Create an API Key from Daily Website for WebRTC communication: https://dashboard.daily.co/

Create an API key from Google AI Studio for LLM interactions: https://aistudio.google.com/

Configure the environment variables of the web client from client/.env.example:

  • client/.env.development: configuration for development mode.
  • client/.env.production: configuration for production mode.

Configure the environment variables of the web server from .env.example:

  • .env.development: configuration for development mode.
  • .env.production: configuration for production mode.

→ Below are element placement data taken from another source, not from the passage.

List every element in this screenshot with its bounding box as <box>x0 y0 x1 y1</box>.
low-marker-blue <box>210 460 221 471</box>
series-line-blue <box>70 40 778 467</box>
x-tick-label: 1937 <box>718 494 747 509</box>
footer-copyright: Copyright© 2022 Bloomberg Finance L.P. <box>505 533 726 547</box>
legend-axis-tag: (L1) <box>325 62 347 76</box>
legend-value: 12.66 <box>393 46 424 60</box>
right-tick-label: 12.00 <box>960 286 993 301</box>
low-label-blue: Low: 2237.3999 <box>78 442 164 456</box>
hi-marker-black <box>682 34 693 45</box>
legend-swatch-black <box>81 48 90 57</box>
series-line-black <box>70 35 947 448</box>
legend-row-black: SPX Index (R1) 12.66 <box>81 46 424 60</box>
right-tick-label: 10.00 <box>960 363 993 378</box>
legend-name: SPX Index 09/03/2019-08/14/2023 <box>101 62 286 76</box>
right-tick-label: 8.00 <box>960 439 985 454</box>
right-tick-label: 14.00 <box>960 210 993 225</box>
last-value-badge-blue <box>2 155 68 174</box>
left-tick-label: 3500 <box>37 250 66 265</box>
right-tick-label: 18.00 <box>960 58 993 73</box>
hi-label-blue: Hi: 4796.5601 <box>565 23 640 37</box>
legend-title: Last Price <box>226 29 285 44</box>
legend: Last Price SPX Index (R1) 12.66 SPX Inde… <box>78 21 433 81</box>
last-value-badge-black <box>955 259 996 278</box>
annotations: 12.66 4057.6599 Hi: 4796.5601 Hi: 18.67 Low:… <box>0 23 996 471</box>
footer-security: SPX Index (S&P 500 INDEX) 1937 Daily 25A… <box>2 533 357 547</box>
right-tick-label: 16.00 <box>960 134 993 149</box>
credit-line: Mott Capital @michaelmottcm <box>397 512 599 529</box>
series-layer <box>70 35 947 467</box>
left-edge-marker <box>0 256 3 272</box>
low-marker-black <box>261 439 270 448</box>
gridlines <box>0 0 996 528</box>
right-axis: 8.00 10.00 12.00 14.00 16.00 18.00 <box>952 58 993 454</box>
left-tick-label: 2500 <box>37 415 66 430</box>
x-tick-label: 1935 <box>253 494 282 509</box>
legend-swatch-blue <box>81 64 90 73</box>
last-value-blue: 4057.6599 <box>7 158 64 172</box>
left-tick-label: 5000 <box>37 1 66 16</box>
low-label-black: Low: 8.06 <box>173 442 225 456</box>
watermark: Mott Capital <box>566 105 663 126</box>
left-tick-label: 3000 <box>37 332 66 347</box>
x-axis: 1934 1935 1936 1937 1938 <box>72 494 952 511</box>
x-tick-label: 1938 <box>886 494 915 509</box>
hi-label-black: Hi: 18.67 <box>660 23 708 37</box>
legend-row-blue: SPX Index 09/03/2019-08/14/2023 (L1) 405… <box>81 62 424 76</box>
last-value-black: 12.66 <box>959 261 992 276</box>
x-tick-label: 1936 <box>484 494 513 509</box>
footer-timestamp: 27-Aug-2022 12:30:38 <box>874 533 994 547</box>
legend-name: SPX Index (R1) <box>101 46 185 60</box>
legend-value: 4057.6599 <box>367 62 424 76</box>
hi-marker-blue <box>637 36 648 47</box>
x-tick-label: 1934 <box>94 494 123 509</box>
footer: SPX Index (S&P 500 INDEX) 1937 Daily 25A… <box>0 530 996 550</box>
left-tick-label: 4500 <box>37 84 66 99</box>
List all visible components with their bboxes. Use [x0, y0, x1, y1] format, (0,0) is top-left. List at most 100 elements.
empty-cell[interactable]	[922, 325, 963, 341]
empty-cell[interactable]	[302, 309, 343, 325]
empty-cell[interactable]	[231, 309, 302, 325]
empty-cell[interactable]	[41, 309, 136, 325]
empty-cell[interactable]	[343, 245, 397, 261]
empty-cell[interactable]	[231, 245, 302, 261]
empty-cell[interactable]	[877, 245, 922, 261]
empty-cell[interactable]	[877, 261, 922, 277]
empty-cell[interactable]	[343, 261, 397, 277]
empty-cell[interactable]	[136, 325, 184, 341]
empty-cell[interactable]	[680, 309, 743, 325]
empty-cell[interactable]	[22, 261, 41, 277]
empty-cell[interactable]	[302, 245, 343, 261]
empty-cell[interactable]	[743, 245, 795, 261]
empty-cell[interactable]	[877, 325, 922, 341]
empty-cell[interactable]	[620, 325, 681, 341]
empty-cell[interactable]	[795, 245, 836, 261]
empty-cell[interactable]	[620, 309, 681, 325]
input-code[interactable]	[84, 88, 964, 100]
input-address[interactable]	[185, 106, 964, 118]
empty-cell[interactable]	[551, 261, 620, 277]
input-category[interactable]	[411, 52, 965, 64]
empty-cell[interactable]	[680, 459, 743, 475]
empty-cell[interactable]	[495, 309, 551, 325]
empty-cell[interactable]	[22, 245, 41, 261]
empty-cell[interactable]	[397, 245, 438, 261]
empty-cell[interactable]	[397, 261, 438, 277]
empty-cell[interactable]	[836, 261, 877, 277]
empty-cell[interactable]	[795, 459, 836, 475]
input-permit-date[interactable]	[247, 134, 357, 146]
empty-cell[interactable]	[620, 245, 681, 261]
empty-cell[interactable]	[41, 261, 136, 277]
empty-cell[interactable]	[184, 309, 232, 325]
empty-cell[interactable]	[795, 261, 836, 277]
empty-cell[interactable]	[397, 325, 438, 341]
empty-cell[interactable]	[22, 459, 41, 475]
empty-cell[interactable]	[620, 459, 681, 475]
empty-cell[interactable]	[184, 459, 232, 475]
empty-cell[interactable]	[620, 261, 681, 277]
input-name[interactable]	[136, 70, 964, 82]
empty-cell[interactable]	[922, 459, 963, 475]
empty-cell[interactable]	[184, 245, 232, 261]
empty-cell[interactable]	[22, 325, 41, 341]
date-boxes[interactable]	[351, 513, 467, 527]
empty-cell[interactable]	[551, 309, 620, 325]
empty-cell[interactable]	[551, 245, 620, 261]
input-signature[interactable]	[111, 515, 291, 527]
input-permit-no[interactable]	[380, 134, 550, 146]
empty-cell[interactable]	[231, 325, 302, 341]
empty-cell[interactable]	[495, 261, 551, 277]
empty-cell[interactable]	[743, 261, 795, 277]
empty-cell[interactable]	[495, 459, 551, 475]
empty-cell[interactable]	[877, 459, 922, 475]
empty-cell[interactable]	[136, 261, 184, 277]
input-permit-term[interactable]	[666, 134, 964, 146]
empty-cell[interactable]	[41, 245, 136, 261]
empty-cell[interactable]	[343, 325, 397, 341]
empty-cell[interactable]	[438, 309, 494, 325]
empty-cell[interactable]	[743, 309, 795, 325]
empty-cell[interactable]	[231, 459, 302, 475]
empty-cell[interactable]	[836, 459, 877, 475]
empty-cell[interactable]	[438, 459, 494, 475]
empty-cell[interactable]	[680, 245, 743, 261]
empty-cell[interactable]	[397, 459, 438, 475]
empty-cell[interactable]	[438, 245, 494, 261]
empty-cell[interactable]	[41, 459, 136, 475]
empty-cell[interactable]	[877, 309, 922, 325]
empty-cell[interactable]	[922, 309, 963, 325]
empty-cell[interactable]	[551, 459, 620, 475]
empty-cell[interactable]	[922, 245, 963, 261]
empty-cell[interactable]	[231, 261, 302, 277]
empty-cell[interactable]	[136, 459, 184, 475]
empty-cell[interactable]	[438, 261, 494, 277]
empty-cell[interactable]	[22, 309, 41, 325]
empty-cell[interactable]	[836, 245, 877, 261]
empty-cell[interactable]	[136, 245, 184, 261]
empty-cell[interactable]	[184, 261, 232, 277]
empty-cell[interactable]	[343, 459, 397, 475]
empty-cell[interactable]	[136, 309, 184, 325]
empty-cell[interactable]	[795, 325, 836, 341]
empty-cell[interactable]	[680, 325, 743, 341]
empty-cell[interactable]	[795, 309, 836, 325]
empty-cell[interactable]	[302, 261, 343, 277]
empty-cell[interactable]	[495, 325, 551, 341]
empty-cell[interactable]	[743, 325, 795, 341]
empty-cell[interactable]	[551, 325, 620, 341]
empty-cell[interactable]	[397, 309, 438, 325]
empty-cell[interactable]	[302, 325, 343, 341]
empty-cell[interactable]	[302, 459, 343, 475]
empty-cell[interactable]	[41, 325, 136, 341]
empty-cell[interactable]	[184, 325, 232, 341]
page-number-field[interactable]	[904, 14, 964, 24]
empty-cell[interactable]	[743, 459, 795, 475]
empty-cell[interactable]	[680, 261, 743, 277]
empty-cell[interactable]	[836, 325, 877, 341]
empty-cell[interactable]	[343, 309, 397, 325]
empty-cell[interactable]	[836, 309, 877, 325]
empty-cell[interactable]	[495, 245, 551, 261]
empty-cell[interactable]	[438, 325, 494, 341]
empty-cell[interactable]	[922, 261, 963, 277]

Configure the web exposition through ngrok from ngrok.yml:

  • ngrok.yml: configuration for ngrok.

Development

Start the web server in development mode:

inv runs.server --mode=development

Start the web client in development mode:

inv clients.dev

Production

Start the client and the embedded client:

inv runs.server --mode=production

Expose your application on the internet:

inv apps.expose
# ngrok start --config=ngrok.yml kate

Tasks

The project uses invoke for task management. Here's an overview of the available tasks:

  • Install tasks:
    • inv installs.uv: Install uv packages.
    • inv installs.pre-commit: Install pre-commit hooks on git.
    • inv installs.all: Run all install tasks.
  • Server tasks:
    • inv servers.run --mode=development: Run the project server in development mode.
    • inv servers.run --mode=production: Run the project server in production mode.
    • inv servers.all: Run all server tasks.
  • Spider tasks:
    • inv spiders.otl: Scrape Open Textbook Library dataset.
    • inv spiders.all: Run all spider tasks.
  • Format tasks:
    • inv formats.imports: Format python imports with ruff.
    • inv formats.sources: Format python sources with ruff.
    • inv formats.all: Run all format tasks.
  • Package tasks:
    • inv packages.build: Build the python package.
    • inv packages.requirements: Generate a requirements.txt.
    • inv packages.all: Run all package tasks.
  • Client tasks:
    • inv clients.install: Install the project client.
    • inv clients.dev: Start the project client.
    • inv clients.build: Build the project client.
    • inv clients.lint: Lint the project client.
    • inv clients.preview: Preview the project client.
    • inv clients.all: Run all client tasks.
  • Docs tasks:
    • inv docs.serve --format=google --port=8088: Serve the API docs with pdoc.
    • inv docs.api --format=google --output_dir=docs/: Generate the API docs with pdoc.
    • inv docs.all: Run all docs tasks.
  • Checks tasks:
    • inv checks.format: Check the formats with ruff.
    • inv checks.type: Check the types with mypy.
    • inv checks.code: Check the codes with ruff.
    • inv checks.test: Check the tests with pytest.
    • inv checks.security: Check the security with bandit.
    • inv checks.coverage: Check the coverage with coverage.
    • inv checks.all: Run all check tasks.
  • Container tasks:
    • inv containers.compose: Start up docker compose.
    • inv containers.build --tag=latest: Build the container image.
    • inv containers.run --mode=production --port=8080 --tag=latest: Run the container image.
    • inv containers.all: Run all container tasks.
  • Clean tasks:
    • inv cleans.mypy: Clean the mypy tool.
    • inv cleans.ruff: Clean the ruff tool.
    • inv cleans.pytest: Clean the pytest tool.
    • inv cleans.coverage: Clean the coverage tool.
    • inv cleans.dist: Clean the dist folder.
    • inv cleans.docs: Clean the docs folder.
    • inv cleans.cache: Clean the cache folder.
    • inv cleans.venv: Clean the venv folder.
    • inv cleans.uv: Clean uv lock file.
    • inv cleans.python: Clean python caches and bytecodes.
    • inv cleans.tools: Run all tools tasks.
    • inv cleans.folders: Run all folders tasks.
    • inv cleans.sources: Run all sources tasks.
    • inv cleans.all: Run all tools and folders tasks.
    • inv cleans.reset: Run all tools, folders and sources tasks.
  • App tasks:
    • inv apps.expose: Expose the application on the internet.
    • inv apps.all: Run all app tasks.

To execute a task, use the inv command followed by the task name (e.g., inv checks.all).

Contributions

We welcome contributions to enhance this project.

Feel free to open issues or pull requests for any improvements, bug fixes, or feature requests.

License

This project is licensed under the MIT License. See the LICENSE.txt file for details.